So I have two logarithmic spirals in parametric form $$ x(t) = ae^{bt}\cos t \\ y(t)=ae^{bt}\sin t $$ and $$ x'(t) = \alpha e^{\beta t}\cos t \\ y'(t)=\alpha e^{\beta t}\sin t $$ With $\beta$ and $b$ having opposite signs so the spirals grow in opposite directions. Setting the $x$'s and $y$'s equal and solving for $t$ I get $$ t = \frac{1}{b-\beta}\ln\frac{\alpha}{a} $$ Evaluating $(x(t),y(t))$ for that value does produce a single point of intersection for the two spirals, but I can't seem to find the general form that would give all the points of intersection.
I've fiddled around with it in polar form, both as $r(\theta)$ and as $\theta(r)$, and solved for the intersection points, but I couldn't figure out the general form in those cases either. (I tried integer coefficients, and multiples of $\pi$ and $2\pi$ to no avail.)
Eventually I realized I would prefer the parameterized approach because it'll be easiest to work in terms of $t$.
But I still feel lost in how to find the other points of intersection.

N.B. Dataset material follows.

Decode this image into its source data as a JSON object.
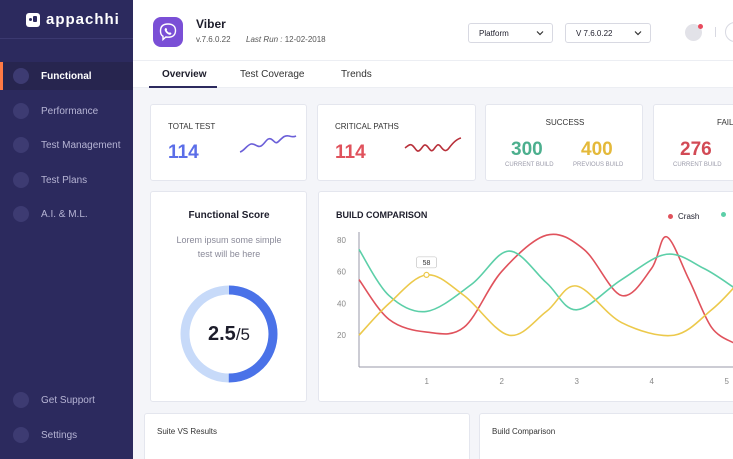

In this reply I will give a solution for the intersection of two logarithmic spirals.
Consider two spirals in the complex plane with different angular regions, e.g.,
$$ z=e^{(b+i)u}\\ w=e^{(\beta+i)v} $$
and we seek all the points where $z=w$. We can expand these and separate the real and imaginary parts to obtain
$$ e^{bu}\cos u=e^{\beta v}\cos v\quad \quad \quad (1)\\ e^{bu}\sin u=e^{\beta v}\sin v\quad \quad \quad (2) $$
If we multiply (1) by $\sin u$ and (2) by $\cos u$ and subtract, we obtain
$$0=e^{\beta v}[\sin u\cos v-\cos u\sin v]=e^{\beta v}\sin(u-v)\quad \quad \quad (3)$$
Similarly, if we multiply (1) by $\cos u$ and (2) by $\sin u$ and add, we obtain
$$e^{bu}=e^{\beta v}[\cos u\cos v-\sin u\sin v]=e^{\beta v}\cos(u-v)\quad \quad \quad (4)$$
Equation (3) tells us that $(u-v)=n\pi$. Equation (4) tells us that $n$ must be even since $\cos n\pi$ alternates in sign, but (4) must be positive. So we conclude that
$$v=u+2n\pi$$
(assuming that $v$ the larger of the two).
Finally, going back to the beginning, we must also have $|z|=|w|$, and therefore
$$e^{bu}=e^{\beta v}=e^{\beta(u+2n\pi)}$$
so that
$$ u=\frac{2n\pi\beta}{b-\beta}\\ v=u+2n\pi $$
The figure below shows a sample calculation (cleverly chosen to give simple results). Here
$$ b=\frac{2\ln\varphi}{\pi},\quad \text{the golden spiral}\\ \beta=\frac{\ln\varphi}{2\pi}\\ $$
$$ u=\frac{2n\pi}{3}\quad \{120,240,360,480,600,720^\circ...\}\\ v=\frac{8n\pi}{3}\quad \{480,960,1440,1920,2400,2880^\circ...\} $$